A report released today by the American Civil Liberties Union of Iowa suggests the use of automatic license plate readers is expanding in Iowa.

Rita Bettis Austen, the ACLU of Iowa’s legal director, said Iowa taxpayers “have collectively been spending huge amounts of money” over the past couple of years to buy these high-tech surveillance systems. “Over the last couple of years they have just exploded in our state and nationally,” Bettis Austen said. “…This has all taken our already significant privacy, civil rights, liberty concerns…and just put them on steroids.”

A team of student researchers led by University of Iowa Law professor Megan Graham filed open records requests asking 48 Iowa law enforcement agencies for information about automated license plate readers. “Of the agencies that we surveyed and we have heard from, Cedar Rapids has the most cameras.
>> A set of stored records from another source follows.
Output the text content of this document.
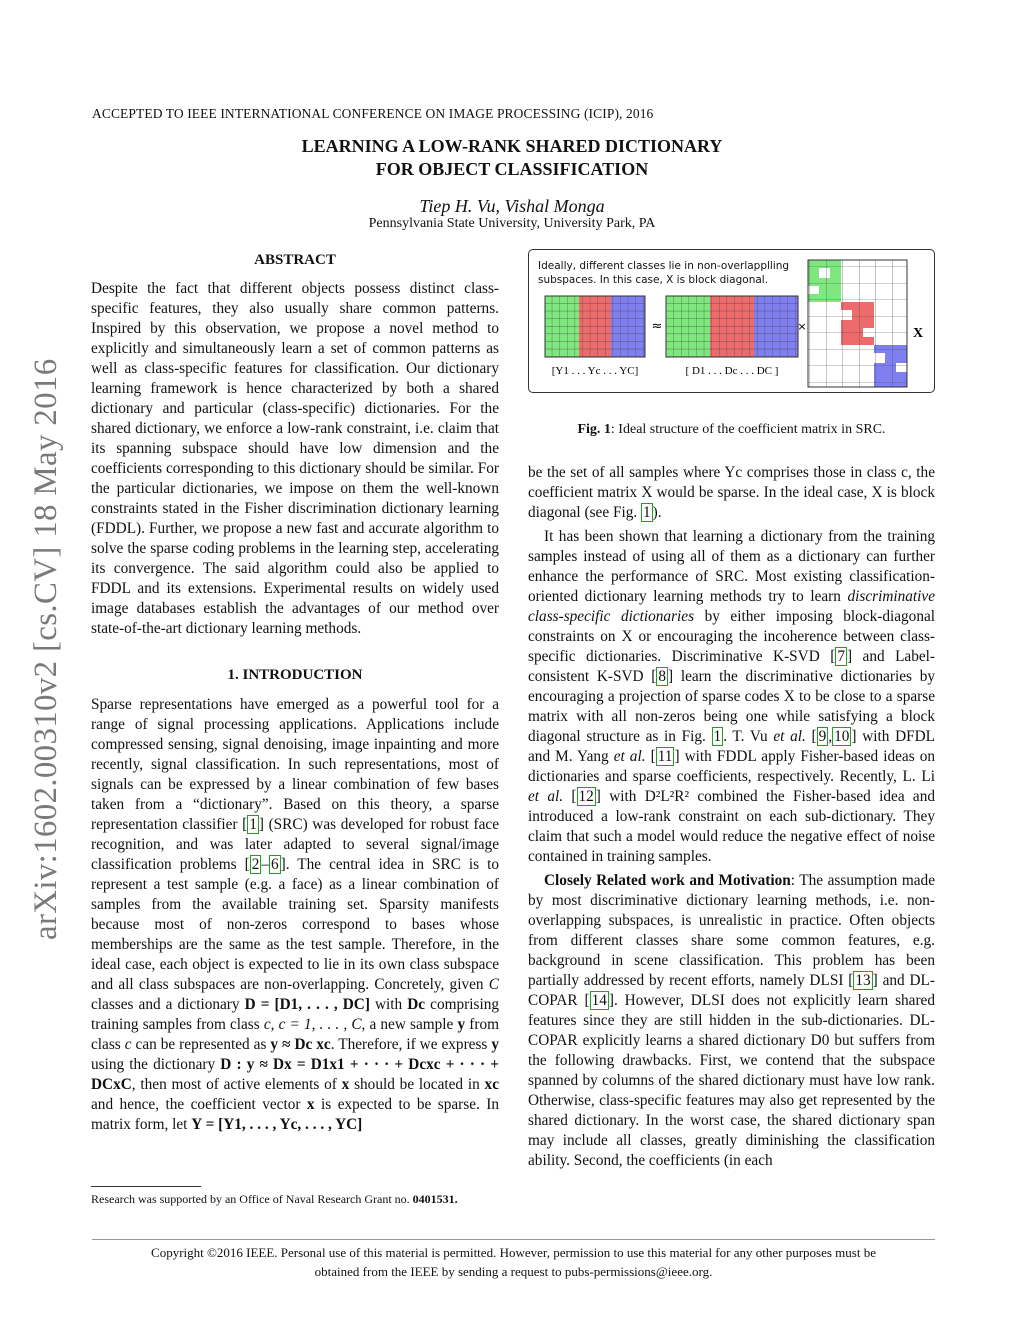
ACCEPTED TO IEEE INTERNATIONAL CONFERENCE ON IMAGE PROCESSING (ICIP), 2016
LEARNING A LOW-RANK SHARED DICTIONARY
FOR OBJECT CLASSIFICATION
Tiep H. Vu, Vishal Monga
Pennsylvania State University, University Park, PA
arXiv:1602.00310v2 [cs.CV] 18 May 2016
ABSTRACT

Despite the fact that different objects possess distinct class-specific features, they also usually share common patterns. Inspired by this observation, we propose a novel method to explicitly and simultaneously learn a set of common patterns as well as class-specific features for classification. Our dictionary learning framework is hence characterized by both a shared dictionary and particular (class-specific) dictionaries. For the shared dictionary, we enforce a low-rank constraint, i.e. claim that its spanning subspace should have low dimension and the coefficients corresponding to this dictionary should be similar. For the particular dictionaries, we impose on them the well-known constraints stated in the Fisher discrimination dictionary learning (FDDL). Further, we propose a new fast and accurate algorithm to solve the sparse coding problems in the learning step, accelerating its convergence. The said algorithm could also be applied to FDDL and its extensions. Experimental results on widely used image databases establish the advantages of our method over state-of-the-art dictionary learning methods.

1. INTRODUCTION

Sparse representations have emerged as a powerful tool for a range of signal processing applications. Applications include compressed sensing, signal denoising, image inpainting and more recently, signal classification. In such representations, most of signals can be expressed by a linear combination of few bases taken from a “dictionary”. Based on this theory, a sparse representation classifier [ 1 ] (SRC) was developed for robust face recognition, and was later adapted to several signal/image classification problems [ 2 – 6 ]. The central idea in SRC is to represent a test sample (e.g. a face) as a linear combination of samples from the available training set. Sparsity manifests because most of non-zeros correspond to bases whose memberships are the same as the test sample. Therefore, in the ideal case, each object is expected to lie in its own class subspace and all class subspaces are non-overlapping. Concretely, given C classes and a dictionary D = [D1, . . . , DC] with Dc comprising training samples from class c, c = 1, . . . , C, a new sample y from class c can be represented as y ≈ Dc xc. Therefore, if we express y using the dictionary D : y ≈ Dx = D1x1 + · · · + Dcxc + · · · + DCxC, then most of active elements of x should be located in xc and hence, the coefficient vector x is expected to be sparse. In matrix form, let Y = [Y1, . . . , Yc, . . . , YC]

Research was supported by an Office of Naval Research Grant no. 0401531.
Ideally, different classes lie in non-overlapplling
subspaces. In this case, X is block diagonal.
≈	×	X
[Y1 . . . Yc . . . YC]	[ D1 . . . Dc . . . DC ]
Fig. 1: Ideal structure of the coefficient matrix in SRC.

be the set of all samples where Yc comprises those in class c, the coefficient matrix X would be sparse. In the ideal case, X is block diagonal (see Fig. 1 ).

It has been shown that learning a dictionary from the training samples instead of using all of them as a dictionary can further enhance the performance of SRC. Most existing classification-oriented dictionary learning methods try to learn discriminative class-specific dictionaries by either imposing block-diagonal constraints on X or encouraging the incoherence between class-specific dictionaries. Discriminative K-SVD [ 7 ] and Label-consistent K-SVD [ 8 ] learn the discriminative dictionaries by encouraging a projection of sparse codes X to be close to a sparse matrix with all non-zeros being one while satisfying a block diagonal structure as in Fig. 1 . T. Vu et al. [ 9 , 10 ] with DFDL and M. Yang et al. [ 11 ] with FDDL apply Fisher-based ideas on dictionaries and sparse coefficients, respectively. Recently, L. Li et al. [ 12 ] with D²L²R² combined the Fisher-based idea and introduced a low-rank constraint on each sub-dictionary. They claim that such a model would reduce the negative effect of noise contained in training samples.

Closely Related work and Motivation: The assumption made by most discriminative dictionary learning methods, i.e. non-overlapping subspaces, is unrealistic in practice. Often objects from different classes share some common features, e.g. background in scene classification. This problem has been partially addressed by recent efforts, namely DLSI [ 13 ] and DL-COPAR [ 14 ]. However, DLSI does not explicitly learn shared features since they are still hidden in the sub-dictionaries. DL-COPAR explicitly learns a shared dictionary D0 but suffers from the following drawbacks. First, we contend that the subspace spanned by columns of the shared dictionary must have low rank. Otherwise, class-specific features may also get represented by the shared dictionary. In the worst case, the shared dictionary span may include all classes, greatly diminishing the classification ability. Second, the coefficients (in each

Copyright ©2016 IEEE. Personal use of this material is permitted. However, permission to use this material for any other purposes must be
obtained from the IEEE by sending a request to pubs-permissions@ieee.org.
They have 76. They have a two year contract with Flock Safety for those cameras at a cost of just under $500,000,” Graham said during an online news conference hosted by the ACLU of Iowa. “West Des Moines has 64 cameras. Clinton County has 58.” Graham indicated the Des Moines Police Department has identified its records on automated license plate readers, but hasn’t shared the data yet with Graham and her research team.

Graham said the records her team has been able to review indicate law enforcement agencies have “a wide variety of policies” about the use of license plate reader images, which include location and time stamps. “There’s a real patchwork in place in Iowa,” Graham said. “…The policy shift and change as Iowans drive from place to place around the state.”

Bettis Austen, the legal director for the ACLU of Iowa, said unlike red light or speed cameras, the images generated by automatic license plate readers are often fed into a national database. “One technical thing that I want to flag that’s so important for people to understand: it’s not the case with a red light camera and you can look up and you can see there’s a camera right there on the traffic light,” Bettis Austen said. “ALPR cameras are actually small enough that you don’t know that you’re passing one.”

Iowa law requires signs along roads being monitored by speed or red light cameras, but Bettis Austen said there’s no public disclosure requirement for automated license plate readers.